Emotional turmoil prevails where patients are conscious enough to communicate their distress and pain; where relatives are in attendance they too will add to the cacophony and our team will make it even worse. Armed with large pairs of scissors they will cut to ribbons any remaining clothes to expose the bits that need to be examined.
If this sounds like bedlam it’s much worse for paramedics at the roadside. Recently, for a variety of reasons and in the absence of anyone else, I was called on to attend the scene of a head-on collision between a large truck and a small hatchback. The car had crumpled into the engine compartment of the truck and, despite a large team of fire-service personnel, with every conceivable item of cutting equipment, the hatchback driver could not be disentangled from the wreckage.
Clambering into the car from the rear was entering a scene of chaos, with broken glass, blood, engine fluids and an unconscious, heavily soiled driver compressed between the remains of the driver’s seat and the undersurface of the dashboard and lorry grill, which were merged into one.
The route backwards out of the vehicle for the victim was blocked by his lower-limb injuries and entanglement in the pedals. Added to the difficulties were darkness and rain, with dismal wetness permeating the scene, despite the tarpaulins and lights erected by first responders.
Finding and securing an airway had been the problem the paramedic had called for assistance with, and, unlike the situation in our resus room where there is ample light, a wide array of equipment designed for this scenario and the support of expert anaesthetists, at the roadside it’s very different.
With insufficient access for intubation, a laryngeal mask seemed the best option and achieved the desired effect permitting ventilation, although this was only after the airway had been heavily soiled with blood and vomit. Obtaining intravenous access proved easier and permitted much-needed IV fluids – although it was clear that this resuscitation attempt was compromised from the start and unlikely to succeed.
Eventually, when most of the rear of the hatchback had been cut away along with the roof and doors, it became possible to remove the seat-squab supports to create a backward route for the driver to be extracted along with pieces of impaling metal from the car’s pedal box.
By the time we returned to the emergency department following a traumatic high-speed dash, and after handing over my victim to the in-house team, I visited the decontamination shower suite and found a familiar sight in the mirror – a ragged and soaking-wet individual, with torn clothes covered in blood, vomit and dirt clearly not looking his best.
Charles Lamb is an emergency medicine consultant.

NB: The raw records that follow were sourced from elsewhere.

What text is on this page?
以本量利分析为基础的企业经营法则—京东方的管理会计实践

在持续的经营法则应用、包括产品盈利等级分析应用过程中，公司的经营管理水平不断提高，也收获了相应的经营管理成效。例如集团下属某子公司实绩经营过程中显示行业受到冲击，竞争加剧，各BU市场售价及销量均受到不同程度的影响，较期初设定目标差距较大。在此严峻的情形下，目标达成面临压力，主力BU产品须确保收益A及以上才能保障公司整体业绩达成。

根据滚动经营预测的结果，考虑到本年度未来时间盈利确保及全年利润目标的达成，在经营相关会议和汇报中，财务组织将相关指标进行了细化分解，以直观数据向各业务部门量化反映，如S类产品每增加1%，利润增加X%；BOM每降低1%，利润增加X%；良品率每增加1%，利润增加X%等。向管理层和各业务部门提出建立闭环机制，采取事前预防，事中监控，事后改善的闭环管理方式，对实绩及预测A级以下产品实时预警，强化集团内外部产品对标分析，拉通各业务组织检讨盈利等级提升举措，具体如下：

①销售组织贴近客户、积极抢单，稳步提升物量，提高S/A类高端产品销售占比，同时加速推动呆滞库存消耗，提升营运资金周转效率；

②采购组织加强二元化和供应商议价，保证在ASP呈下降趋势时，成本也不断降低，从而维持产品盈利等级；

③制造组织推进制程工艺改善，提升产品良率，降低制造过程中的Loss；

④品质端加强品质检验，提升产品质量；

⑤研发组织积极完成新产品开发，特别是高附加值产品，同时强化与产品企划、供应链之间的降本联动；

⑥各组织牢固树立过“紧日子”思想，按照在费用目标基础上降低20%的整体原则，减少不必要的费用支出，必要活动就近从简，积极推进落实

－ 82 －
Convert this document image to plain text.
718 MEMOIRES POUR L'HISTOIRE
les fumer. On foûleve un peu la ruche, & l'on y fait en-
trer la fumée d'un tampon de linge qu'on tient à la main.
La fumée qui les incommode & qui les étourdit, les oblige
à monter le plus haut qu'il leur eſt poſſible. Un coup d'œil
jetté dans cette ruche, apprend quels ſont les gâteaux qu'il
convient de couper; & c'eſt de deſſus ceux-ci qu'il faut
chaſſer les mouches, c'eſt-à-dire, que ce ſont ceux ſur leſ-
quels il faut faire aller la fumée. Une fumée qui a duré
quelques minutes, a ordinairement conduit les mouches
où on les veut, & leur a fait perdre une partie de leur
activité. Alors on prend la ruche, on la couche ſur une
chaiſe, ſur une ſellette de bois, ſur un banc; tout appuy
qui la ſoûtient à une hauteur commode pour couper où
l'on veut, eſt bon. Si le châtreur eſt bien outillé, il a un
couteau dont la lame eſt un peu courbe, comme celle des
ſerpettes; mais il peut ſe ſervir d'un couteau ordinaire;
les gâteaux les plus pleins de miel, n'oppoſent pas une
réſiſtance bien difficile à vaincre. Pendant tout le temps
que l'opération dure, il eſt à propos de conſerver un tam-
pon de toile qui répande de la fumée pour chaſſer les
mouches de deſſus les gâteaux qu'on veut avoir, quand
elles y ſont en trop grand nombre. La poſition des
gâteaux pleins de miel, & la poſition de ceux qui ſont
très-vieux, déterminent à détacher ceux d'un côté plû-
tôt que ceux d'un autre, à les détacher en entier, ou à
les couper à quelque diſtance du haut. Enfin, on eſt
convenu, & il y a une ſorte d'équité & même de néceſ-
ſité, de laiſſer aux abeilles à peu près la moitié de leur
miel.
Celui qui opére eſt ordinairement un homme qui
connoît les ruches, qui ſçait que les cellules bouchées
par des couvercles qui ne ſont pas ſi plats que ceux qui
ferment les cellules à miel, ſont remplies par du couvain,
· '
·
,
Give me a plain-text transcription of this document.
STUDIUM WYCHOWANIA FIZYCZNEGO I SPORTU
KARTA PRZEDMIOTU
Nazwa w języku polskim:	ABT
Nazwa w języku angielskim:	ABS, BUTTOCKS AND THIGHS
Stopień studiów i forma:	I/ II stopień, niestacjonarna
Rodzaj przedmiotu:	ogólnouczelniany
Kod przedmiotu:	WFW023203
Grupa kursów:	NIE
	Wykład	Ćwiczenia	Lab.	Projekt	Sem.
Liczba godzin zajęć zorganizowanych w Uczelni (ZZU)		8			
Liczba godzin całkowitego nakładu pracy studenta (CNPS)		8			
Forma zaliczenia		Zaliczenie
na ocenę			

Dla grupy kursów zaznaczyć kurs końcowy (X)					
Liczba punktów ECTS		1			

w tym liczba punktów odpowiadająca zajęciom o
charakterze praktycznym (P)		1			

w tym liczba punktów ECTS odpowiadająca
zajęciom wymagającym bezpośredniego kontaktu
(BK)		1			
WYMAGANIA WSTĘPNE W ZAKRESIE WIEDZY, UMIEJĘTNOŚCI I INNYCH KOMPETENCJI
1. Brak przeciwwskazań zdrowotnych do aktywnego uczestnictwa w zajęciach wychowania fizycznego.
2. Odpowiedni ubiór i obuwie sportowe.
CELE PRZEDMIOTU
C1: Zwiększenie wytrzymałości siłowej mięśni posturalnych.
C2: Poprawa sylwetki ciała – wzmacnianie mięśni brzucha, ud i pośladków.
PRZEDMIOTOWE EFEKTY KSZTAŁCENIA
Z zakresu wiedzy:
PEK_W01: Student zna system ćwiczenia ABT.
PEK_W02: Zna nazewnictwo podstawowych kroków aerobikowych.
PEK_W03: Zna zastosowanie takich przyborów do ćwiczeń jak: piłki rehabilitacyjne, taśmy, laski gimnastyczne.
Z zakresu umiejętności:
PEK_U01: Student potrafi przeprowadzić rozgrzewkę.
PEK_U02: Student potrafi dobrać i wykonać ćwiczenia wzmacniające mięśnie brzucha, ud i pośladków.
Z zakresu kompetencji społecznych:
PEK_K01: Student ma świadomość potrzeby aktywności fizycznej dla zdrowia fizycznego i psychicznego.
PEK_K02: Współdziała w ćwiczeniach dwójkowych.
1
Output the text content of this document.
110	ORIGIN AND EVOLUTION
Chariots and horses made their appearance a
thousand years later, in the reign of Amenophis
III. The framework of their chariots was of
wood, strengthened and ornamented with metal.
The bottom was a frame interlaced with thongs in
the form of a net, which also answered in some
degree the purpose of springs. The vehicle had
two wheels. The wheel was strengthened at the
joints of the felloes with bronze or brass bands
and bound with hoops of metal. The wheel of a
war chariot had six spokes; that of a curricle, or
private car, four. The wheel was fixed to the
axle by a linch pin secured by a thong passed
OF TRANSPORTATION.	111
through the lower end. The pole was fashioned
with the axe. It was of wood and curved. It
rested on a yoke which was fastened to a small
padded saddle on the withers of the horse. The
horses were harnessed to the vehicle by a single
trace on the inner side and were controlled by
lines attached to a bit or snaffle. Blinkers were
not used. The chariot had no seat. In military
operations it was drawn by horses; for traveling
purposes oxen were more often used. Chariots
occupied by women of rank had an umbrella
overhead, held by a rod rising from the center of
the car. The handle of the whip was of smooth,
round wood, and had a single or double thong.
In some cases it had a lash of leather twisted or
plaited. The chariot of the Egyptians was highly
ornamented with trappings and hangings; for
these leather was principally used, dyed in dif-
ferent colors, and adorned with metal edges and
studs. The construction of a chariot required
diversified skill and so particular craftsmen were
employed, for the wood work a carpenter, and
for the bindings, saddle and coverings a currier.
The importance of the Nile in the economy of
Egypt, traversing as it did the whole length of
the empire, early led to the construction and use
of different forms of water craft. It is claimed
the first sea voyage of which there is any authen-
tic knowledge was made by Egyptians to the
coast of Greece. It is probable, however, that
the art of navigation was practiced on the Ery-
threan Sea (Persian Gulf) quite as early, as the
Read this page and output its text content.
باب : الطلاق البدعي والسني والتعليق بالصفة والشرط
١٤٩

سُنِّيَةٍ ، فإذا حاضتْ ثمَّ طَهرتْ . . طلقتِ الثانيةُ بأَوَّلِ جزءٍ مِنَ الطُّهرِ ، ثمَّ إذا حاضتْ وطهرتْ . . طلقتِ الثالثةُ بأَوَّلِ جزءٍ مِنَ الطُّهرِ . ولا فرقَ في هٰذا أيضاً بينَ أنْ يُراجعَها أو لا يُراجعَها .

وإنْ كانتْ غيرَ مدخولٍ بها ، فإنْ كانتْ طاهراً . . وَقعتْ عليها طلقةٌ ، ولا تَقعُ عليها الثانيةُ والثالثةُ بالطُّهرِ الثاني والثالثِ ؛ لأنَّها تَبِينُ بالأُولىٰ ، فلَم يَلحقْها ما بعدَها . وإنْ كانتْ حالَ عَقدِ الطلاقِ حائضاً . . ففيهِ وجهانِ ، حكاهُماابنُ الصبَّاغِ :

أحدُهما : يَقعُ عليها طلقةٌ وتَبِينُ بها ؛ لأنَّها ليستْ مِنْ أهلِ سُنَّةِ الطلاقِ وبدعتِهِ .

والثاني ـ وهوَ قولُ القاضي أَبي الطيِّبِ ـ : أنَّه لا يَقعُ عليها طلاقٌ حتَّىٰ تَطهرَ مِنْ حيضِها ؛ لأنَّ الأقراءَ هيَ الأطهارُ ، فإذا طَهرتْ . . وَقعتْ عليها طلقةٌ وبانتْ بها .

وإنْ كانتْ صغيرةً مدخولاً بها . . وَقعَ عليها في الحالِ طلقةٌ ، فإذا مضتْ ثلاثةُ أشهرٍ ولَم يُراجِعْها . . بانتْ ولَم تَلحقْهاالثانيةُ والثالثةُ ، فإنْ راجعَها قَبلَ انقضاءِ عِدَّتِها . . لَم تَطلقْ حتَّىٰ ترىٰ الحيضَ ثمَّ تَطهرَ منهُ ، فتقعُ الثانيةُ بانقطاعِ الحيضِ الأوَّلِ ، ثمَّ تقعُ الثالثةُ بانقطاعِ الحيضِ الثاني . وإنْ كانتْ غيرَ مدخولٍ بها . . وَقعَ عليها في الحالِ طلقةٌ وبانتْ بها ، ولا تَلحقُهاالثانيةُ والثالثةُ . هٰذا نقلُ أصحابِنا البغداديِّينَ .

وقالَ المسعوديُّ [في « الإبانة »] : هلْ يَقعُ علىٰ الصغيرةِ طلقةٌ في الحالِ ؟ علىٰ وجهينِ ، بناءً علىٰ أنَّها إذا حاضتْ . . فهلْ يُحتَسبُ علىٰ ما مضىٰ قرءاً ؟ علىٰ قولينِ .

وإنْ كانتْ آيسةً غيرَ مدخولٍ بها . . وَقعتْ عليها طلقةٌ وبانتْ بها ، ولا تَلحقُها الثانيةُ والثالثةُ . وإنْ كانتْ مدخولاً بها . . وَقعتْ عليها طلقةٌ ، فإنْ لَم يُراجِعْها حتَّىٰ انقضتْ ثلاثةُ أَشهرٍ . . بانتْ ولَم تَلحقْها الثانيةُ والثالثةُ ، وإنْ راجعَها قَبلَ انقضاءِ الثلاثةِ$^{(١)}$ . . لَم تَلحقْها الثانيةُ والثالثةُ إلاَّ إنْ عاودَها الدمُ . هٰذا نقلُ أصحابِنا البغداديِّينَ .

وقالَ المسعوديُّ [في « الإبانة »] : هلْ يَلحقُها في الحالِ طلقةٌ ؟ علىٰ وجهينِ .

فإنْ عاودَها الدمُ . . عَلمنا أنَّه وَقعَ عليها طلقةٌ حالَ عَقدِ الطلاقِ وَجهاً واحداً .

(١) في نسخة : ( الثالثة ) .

He writes under a pseudonym
Welcome to the world of Immediate Care; I had many such experiences in my 25 year career as a BASICS GP providing roadside care.
the motor car - what a marvel
I sincerely hope ( but somehow doubt ) that all those who are brave enough and skilled enough to work under such conditions are offered the support they might need ; thanks to you all.
This type of experience accelerated my switch from surgery and trauma to radiology.
Once again, as with my own patients, I find myself wondering what happened to this patient. Did he survive?
There was a time when I revelled in doing this sort of thing, though happily not too often. Then one day it was me being rescued, and things took on a different perspective, ever after. It was, in retrospect, interesting to see my colleagues, mostly friends, trying to work with the detached compassion necessary for optimal performance; even trying it myself and offering helpful hints about my treatment. But afterwards, even when fit to work again, I found the memory of pain and terror made me identify too closely with the injured patient to be able to perform adequately well, and I changed my career. I applaud Charles Lamb and those like him, who so obviously care enough to work in such conditions.